Ich bin im jeweils entsprechenden Rahmen immer dazu bereit, darüber zu diskutieren, allerdings eben nicht HIER und JETZT. Denn abseits von den knapp 6 Millionen Personen in Bedarfsgemeinschaften gibt es die (gottseidank) überwältigende Mehrheit an Einwohnern der BRD, die eben Ihren Lebensunterhalt mit selbstständiger oder nichtselbstständiger Arbeit entsprechend bestreiten können und Hobbys ausleben sowie Schüler und Studenten, die mit Taschengeld, Bafög oder ähnlichem ihre Freizeit gestalten.

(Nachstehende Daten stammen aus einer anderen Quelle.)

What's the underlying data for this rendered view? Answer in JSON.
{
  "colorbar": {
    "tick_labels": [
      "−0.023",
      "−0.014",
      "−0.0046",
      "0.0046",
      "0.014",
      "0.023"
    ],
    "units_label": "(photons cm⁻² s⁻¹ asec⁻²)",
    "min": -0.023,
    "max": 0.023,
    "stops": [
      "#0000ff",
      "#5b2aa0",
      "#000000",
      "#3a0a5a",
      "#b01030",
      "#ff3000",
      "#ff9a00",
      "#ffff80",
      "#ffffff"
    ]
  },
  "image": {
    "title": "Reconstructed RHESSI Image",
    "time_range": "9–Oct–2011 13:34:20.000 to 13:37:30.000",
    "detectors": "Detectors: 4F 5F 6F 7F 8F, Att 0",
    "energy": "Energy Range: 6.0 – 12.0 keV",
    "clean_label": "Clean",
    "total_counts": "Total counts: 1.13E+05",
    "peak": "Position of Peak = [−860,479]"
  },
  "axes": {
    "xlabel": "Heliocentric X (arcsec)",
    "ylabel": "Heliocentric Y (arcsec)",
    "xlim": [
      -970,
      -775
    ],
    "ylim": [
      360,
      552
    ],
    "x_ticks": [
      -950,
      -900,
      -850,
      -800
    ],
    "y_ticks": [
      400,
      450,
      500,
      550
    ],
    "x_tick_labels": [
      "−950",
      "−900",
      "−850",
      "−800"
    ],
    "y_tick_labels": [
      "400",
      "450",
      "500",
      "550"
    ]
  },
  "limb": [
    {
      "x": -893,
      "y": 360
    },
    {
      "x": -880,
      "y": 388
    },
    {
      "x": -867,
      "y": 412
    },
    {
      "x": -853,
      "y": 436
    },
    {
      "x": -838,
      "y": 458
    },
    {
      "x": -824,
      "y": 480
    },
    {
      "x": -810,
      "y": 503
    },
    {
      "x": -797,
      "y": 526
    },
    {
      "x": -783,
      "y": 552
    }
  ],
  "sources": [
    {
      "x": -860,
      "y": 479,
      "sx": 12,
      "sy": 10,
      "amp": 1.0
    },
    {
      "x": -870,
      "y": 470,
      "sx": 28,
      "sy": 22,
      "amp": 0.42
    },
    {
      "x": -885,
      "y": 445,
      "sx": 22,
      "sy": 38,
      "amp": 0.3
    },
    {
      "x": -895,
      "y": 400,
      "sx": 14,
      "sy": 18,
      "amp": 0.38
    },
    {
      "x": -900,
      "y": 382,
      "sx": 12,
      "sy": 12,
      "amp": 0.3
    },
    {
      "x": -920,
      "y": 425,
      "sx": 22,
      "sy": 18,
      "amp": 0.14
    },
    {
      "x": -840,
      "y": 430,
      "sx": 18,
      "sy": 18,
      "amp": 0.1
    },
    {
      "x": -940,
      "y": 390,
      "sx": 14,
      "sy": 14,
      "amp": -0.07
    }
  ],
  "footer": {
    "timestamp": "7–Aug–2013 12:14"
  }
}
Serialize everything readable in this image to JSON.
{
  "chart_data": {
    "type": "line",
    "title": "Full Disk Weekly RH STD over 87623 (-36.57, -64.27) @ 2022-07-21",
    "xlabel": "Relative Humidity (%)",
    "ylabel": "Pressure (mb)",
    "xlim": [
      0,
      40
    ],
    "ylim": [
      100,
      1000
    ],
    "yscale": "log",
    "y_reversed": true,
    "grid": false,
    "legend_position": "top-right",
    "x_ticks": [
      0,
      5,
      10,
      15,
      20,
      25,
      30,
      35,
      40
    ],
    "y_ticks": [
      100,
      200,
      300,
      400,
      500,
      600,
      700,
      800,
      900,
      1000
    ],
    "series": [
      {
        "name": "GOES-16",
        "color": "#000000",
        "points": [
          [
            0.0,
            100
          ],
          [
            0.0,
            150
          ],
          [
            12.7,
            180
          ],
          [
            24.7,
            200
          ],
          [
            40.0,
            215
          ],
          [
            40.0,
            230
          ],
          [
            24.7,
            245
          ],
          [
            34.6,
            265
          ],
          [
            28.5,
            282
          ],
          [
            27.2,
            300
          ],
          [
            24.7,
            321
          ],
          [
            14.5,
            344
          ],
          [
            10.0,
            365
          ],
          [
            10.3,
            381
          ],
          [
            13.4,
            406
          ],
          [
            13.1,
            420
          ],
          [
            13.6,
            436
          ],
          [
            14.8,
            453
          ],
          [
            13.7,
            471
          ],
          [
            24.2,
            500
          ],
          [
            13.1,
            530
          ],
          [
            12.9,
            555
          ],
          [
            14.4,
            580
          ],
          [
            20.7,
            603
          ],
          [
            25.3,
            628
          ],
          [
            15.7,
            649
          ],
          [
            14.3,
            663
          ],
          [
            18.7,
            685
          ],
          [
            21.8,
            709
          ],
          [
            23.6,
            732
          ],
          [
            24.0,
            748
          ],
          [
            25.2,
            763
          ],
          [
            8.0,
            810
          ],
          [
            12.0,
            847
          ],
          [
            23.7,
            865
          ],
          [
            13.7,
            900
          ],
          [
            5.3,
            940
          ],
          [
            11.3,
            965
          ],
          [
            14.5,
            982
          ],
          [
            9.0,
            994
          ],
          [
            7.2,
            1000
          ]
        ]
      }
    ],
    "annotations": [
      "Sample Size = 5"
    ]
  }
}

Grafikkarten oder Gaming als allgemeines ist eben nicht nur Hobby, sondern tendenziell auch Luxusgut, das man sich leisten können muss und will (je nach Ausgestaltung). Das bringt mich zu meiner Eingangsprämisse: der Verweis auf Obdachlosigkeit oder Hilfebedürftigkeit ist gegenüber jedwedem Produkt anwendbar, was nicht zum absoluten Überleben vonnöten ist - es würgt Diskussionen innerhalb des Themas unmittelbar ab und unterstellt per se mangelndes Interesse oder gar abwertendes Bestreben (zumindest interpretiere ich Deinen Beitrag so). Dem ist NICHT SO, aber es tut hier eben auch nichts zur Sache bezogen auf denjenigen Teil potentieller Konsumenten, welche sich nicht in prekären Situation befindet.
WENN Du also mit mir diskutieren möchtest, dann bitte aus dem sich selbst erschließenden Kontext einer normalen Familie mit ggf. schulpflichtigen Kindern oder Studenten, die vor der Entscheidung stehen: investieren Sie die ihnen zur Verfügung stehenden 250-300€ aus Taschengeld oÄ oder verdient man sich (analog mein Werdegang) eben mit Minijob/Ferienjob (das Jahr bietet hier ja 70 Tage an) etwas hinzu, um eben ein Stück weit schöneres Spielvergnügen des gleichen Spiels zu haben, indem man statt einer 1660 eben eine 2070 kauft. DAS ist meine Frage
Ich kenne viele, die von einer GTX 1080 auf eine RTX 2080 aufgerüstet haben. Warum? Weil Du erstens mehr Leistung hast, nur ca. 300 Euro zahlst, da die GTX 1080 noch jetzt um die 400 Euro bringt und man wieder die volle Gewährleistung hat. Mit 8 GB bist Du derzeit sogar auf 4K noch gut dabei, wo ist also der Vorteil? In 1 1/2-2 Jahren kommt wieder eine neue Grafikkartengeneration und bis dahin reichen 8 GB auf jeden Fall aus und mit der nächsten Generation wird dieses Spiel wieder gespielt.